La plate-forme de l'observatoire du Stromberg se dresse au sommet d'une corniche visible de loin : les falaises de roches claires tranchent ainsi avec le vert de la végétation qui couvre les flancs de la butte (cf. fig.2 - § Localisation).

Des sentiers mènent au pied de cet édifice naturel, haut de plusieurs dizaines de mètres (fig.6). Les parois rocheuses fortement diaclasées se détachent en colonnes instables ou en paquets glissés. La roche de couleur jaunâtre, récoltée dans les éboulis, réagit très faiblement à l'acide : il s'agit d'une dolomie, exploitée autrefois sur ce site comme pierre à bâtir. En témoignent les entrées d'anciennes galeries souterraines, aujourd'hui à l'abandon et devenues dangereuses.

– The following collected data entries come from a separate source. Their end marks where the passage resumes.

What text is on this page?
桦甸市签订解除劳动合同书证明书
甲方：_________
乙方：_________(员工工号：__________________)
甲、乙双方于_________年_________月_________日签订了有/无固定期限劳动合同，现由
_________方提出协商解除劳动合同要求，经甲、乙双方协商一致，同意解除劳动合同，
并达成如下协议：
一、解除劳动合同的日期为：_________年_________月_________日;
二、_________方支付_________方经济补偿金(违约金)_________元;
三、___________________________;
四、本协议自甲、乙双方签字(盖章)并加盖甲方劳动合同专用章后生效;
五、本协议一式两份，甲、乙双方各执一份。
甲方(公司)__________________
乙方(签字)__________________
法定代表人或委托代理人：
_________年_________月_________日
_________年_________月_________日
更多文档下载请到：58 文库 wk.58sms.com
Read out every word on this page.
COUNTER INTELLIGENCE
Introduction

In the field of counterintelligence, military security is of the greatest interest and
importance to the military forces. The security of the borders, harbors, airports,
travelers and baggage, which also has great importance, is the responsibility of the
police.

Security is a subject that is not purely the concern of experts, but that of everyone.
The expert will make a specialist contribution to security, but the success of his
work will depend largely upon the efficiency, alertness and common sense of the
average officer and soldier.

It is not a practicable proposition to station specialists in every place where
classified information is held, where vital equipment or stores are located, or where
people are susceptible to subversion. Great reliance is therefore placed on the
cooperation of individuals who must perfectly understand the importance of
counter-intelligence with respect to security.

Fig.6 : La corniche et les falaises de Dolomie du Stromberg

Des fragments de coquilles (souvent indéterminables), des oolites et de minuscules grains de glauconie vert foncé (ou brunâtres si altérés) font partie des éléments communs de la dolomie (fig.7). Des niveaux plus fossilifères à entroques, à myophories (bivalves) ou à térébratules (Coenothyris vulgaris) sont également signalés et permettent de rattacher ces couches sédimentaires au Muschelkalk supérieur  (= étages Anisien pro parte et Ladinien) du Trias germanique moyen [4],[5].

Fig.7 : Un échantillon de dolomie du Stromberg

Dans la série stratigraphique lorraine type, de sa base au sommet, le Muschelkalk supérieur est respectivement représenté par le Calcaire à entroques, le Calcaire à cératites et le Calcaire à térébratules (pour une description détaillée des formations du Muschelkalk sup., voir les fiches de Marey, Lorquin, Héming, Birzberg, Sarreinsming). Dans la région de Sierck, l'ensemble de ces trois formations, puissant de 50 à 60 mètres, est dolomitique et constitue la Dolomie du Stromberg [6].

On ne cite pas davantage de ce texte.